In questo articolo scoprirai quando una holding estera che vende società italiane può legittimamente beneficiare dell'esenzione fiscale, quali elementi concreti fanno la differenza tra una struttura genuina e una interposta, e come la recente giurisprudenza sta ridisegnando i confini della pianificazione fiscale internazionale.
Quando la plusvalenza non si tassa in Italia
La plusvalenza realizzata da una holding estera dalla vendita di partecipazioni in società italiane non è tassabile in Italia quando la struttura estera possiede sostanza economica reale e autonomia gestionale. Non è sufficiente che formalmente la holding sia residente all'estero: deve dimostrare di avere una propria operatività concreta.
Gli elementi che fanno la differenza sono tangibili e verificabili: uffici fisici con personale dedicato, consiglio di amministrazione attivo con professionisti qualificati e residenti nel Paese della holding, decisioni documentate attraverso verbali di CDA e assemblee, sostenimento effettivo dei costi operativi. Quando questi requisiti sono presenti, la struttura non può essere considerata interposizione fittizia ai sensi della normativa vigente.
La recente sentenza milanese ha chiarito che l'onere probatorio grava sull'Amministrazione finanziaria: non bastano presunzioni generiche o la semplice convenienza fiscale dell'operazione. Servono prove concrete che dimostrino l'assenza di sostanza e l'automatismo nel trasferimento dei proventi. In presenza di autonomia decisionale documentata, anche le holding con strutture contenute possono essere considerate genuine, purché proporzionate alle funzioni svolte.
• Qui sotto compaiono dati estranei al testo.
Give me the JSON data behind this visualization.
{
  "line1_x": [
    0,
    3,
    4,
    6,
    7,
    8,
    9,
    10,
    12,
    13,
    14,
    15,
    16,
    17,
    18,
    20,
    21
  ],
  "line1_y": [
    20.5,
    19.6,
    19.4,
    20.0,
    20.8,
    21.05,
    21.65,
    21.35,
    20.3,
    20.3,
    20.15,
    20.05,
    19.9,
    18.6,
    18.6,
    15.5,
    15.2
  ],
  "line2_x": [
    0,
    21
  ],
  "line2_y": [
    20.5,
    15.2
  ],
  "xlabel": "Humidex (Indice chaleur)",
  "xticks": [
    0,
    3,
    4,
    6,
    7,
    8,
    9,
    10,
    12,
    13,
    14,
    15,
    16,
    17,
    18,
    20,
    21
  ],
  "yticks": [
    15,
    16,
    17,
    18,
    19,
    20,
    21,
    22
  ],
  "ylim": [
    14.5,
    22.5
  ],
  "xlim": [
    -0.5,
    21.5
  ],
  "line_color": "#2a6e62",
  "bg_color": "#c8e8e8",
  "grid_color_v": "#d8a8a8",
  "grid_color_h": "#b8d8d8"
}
Questo principio vale sia per i fondi di private equity internazionali che per imprenditori che utilizzano veicoli esteri per operazioni straordinarie. La chiave è sempre la stessa: costruire e documentare la reale operatività della holding, evitando schermi meramente cartolari che esistono solo sulla carta.
Analisi del caso concreto
Il caso esaminato dalla Corte milanese riguardava un fondo di private equity internazionale che aveva venduto una nota società italiana attiva nel ...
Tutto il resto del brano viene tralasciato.